Efficient singlet fission (SF) materials with relatively high triplet state energy and broadband light harvesting ability simultaneously have a greater advantage for practical application in photovoltaics. Herein, we prepared colloid nanoparticles of an amphipathic anthracene (DPA)–tetracene (DPT) dyad (DPT–DPA–COOH) with broadband light harvesting. The DPA unit compensates the weak absorption of the DPT unit at shorter than 425 nm wavelength via ultrafast (< 1 ps) and quantitative intramolecular singlet Förster resonance energy transfer (FRET) from the DPA unit to the DPT unit.

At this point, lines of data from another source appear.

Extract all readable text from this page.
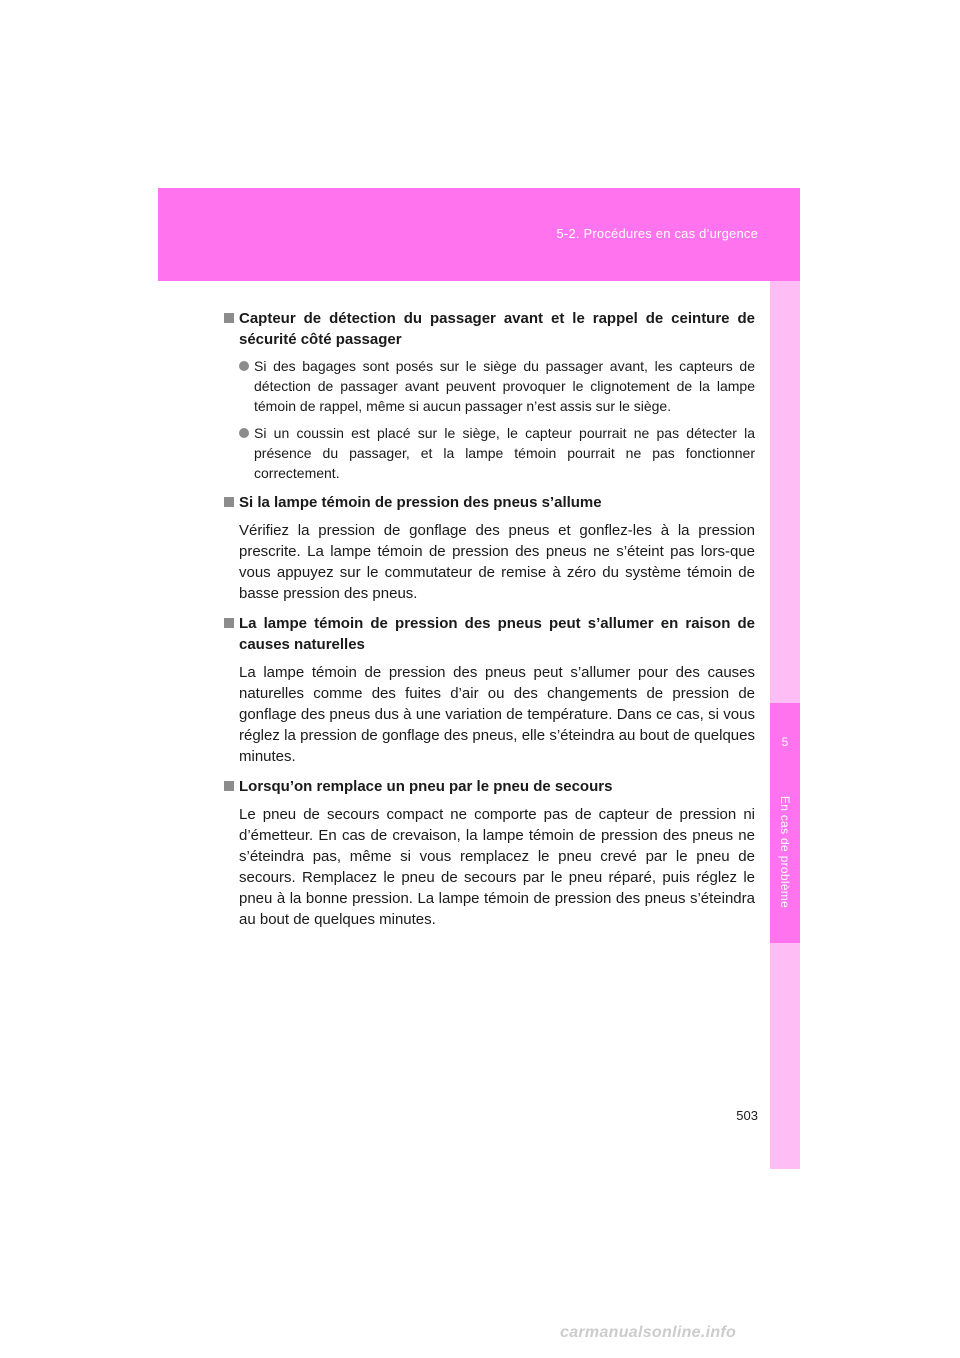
5-2. Procédures en cas d’urgence
5
En cas de problème
Capteur de détection du passager avant et le rappel de ceinture de sécurité côté passager
Si des bagages sont posés sur le siège du passager avant, les capteurs de détection de passager avant peuvent provoquer le clignotement de la lampe témoin de rappel, même si aucun passager n’est assis sur le siège.
Si un coussin est placé sur le siège, le capteur pourrait ne pas détecter la présence du passager, et la lampe témoin pourrait ne pas fonctionner correctement.
Si la lampe témoin de pression des pneus s’allume
Vérifiez la pression de gonflage des pneus et gonflez-les à la pression prescrite. La lampe témoin de pression des pneus ne s’éteint pas lors-que vous appuyez sur le commutateur de remise à zéro du système témoin de basse pression des pneus.
La lampe témoin de pression des pneus peut s’allumer en raison de causes naturelles
La lampe témoin de pression des pneus peut s’allumer pour des causes naturelles comme des fuites d’air ou des changements de pression de gonflage des pneus dus à une variation de température. Dans ce cas, si vous réglez la pression de gonflage des pneus, elle s’éteindra au bout de quelques minutes.
Lorsqu’on remplace un pneu par le pneu de secours
Le pneu de secours compact ne comporte pas de capteur de pression ni d’émetteur. En cas de crevaison, la lampe témoin de pression des pneus ne s’éteindra pas, même si vous remplacez le pneu crevé par le pneu de secours. Remplacez le pneu de secours par le pneu réparé, puis réglez le pneu à la bonne pression. La lampe témoin de pression des pneus s’éteindra au bout de quelques minutes.
503
carmanualsonline.info
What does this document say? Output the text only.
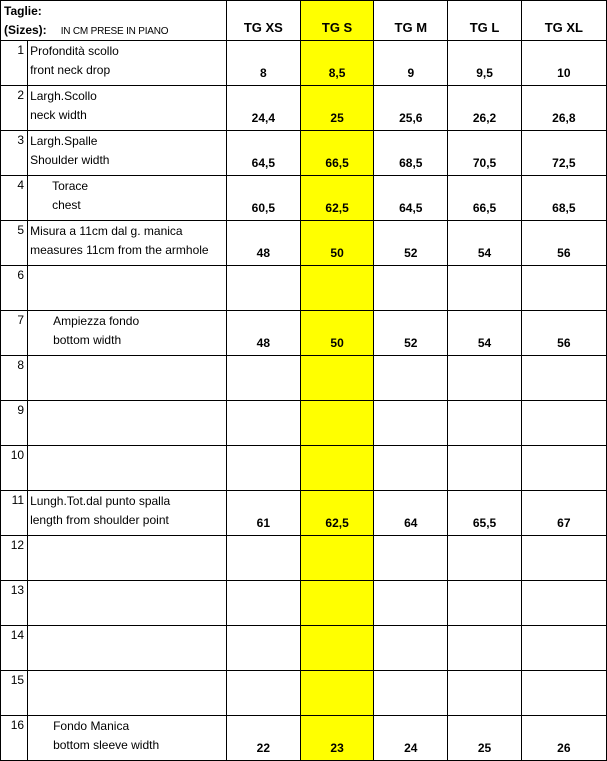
Taglie:		TG XS	TG S	TG M	TG L	TG XL
(Sizes): IN CM PRESE IN PIANO						
1	Profondità scollo
front neck drop	8	8,5	9	9,5	10
2	Largh.Scollo
neck width	24,4	25	25,6	26,2	26,8
3	Largh.Spalle
Shoulder width	64,5	66,5	68,5	70,5	72,5
4	Torace
chest	60,5	62,5	64,5	66,5	68,5
5	Misura a 11cm dal g. manica
measures 11cm from the armhole	48	50	52	54	56
6	

7	Ampiezza fondo
bottom width	48	50	52	54	56
8	

9	

10	

11	Lungh.Tot.dal punto spalla
length from shoulder point	61	62,5	64	65,5	67
12	

13	

14	

15	

16	Fondo Manica
bottom sleeve width	22	23	24	25	26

Transient absorption spectroscopy demonstrated that a fast (∼73 ps) and efficient (Φ_T1 = ∼110%) intermolecular SF (xSF) between the adjacent DPT units of the DPT–DPA–COOH molecule in nanoparticles could be initiated by the near-unity intramolecular FRET. The close arrangement between the DPT units enforced by the extra hydrophilic interaction induced by the carboxyl group is the key for achieving efficient xSF. These results suggest that the link of proper singlet energy donor (antennas) to the SF chromophore via covalent bond is a good option for designing xSF materials with broadband light harvesting ability.